LOS ANGELES (CNS) – Three more women are suing USC alleging sexual misconduct by longtime campus gynecologist Dr. George Tyndall.
The lawsuit adds to a growing stack of litigation concerning Tyndall. Lawsuits have been filed by various attorneys on behalf of hundreds of women who claim misconduct by the gynecologist who worked at the university’s student health center for nearly 30 years.
The plaintiffs are identified only as Jane Doe J.L, Jane Doe M.S. and Jane Doe J.E. in the complaint filed Wednesday in Los Angeles Superior Court.
Alleged victims have contended that the university received numerous complaints of Tyndall’s alleged sexually abusive behavior, dating back to at least 1988, and actively and deliberately concealed Tyndall’s actions.
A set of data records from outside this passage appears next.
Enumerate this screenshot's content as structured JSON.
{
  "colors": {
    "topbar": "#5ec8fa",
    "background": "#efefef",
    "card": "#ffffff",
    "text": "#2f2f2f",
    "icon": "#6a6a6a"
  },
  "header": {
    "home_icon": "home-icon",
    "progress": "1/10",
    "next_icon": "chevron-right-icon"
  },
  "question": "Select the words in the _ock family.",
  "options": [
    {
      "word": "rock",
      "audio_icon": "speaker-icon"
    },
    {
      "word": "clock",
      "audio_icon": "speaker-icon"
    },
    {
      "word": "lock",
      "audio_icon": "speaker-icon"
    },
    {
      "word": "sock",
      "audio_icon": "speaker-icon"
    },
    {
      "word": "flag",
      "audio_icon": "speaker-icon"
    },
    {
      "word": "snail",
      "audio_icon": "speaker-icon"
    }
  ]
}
Attorneys for some victims have argued that following an internal investigation of complaints against Tyndall in 2016, the university paid Tyndall a substantial financial settlement so he would quietly resign.
USC officials have denied any coverup, and Tyndall has denied any wrongdoing.
In an open letter to faculty and staff in May 2018, USC Provost Michael Quick said top administrators did not know about the complaints until 2016.
“It is true that our system failed, but it is important that you know that this claim of a cover-up is patently false,” Quick wrote. “We would never knowingly put students in harm’s way.”
USC established a hotline for complaints about Tyndall and has offered free counseling to his former patients.
Jane Doe J.L. was a student at USC in 2003-06 and was told by Tyndall that she had a virus that produces warts, according to the suit. She was encouraged by him to visit often for treatment, but other doctors never confirmed the diagnosis, the suit states.
Jane Doe M.S. was a student at USC in 2011-14 and Tyndall undertook lengthy pap smear examinations with her “to prolong his sexual gratification,” according to the suit.
Jane Doe J.E. was a USC student in 1988-91, the suit states. Tyndall took photographs of her nude body and was told they had uncovered abnormalities that pap smears did not, but other physicians never found any irregularities, the suit states.
All three woman thought Tyndall was using legitimate medical treatment, according to the complaint.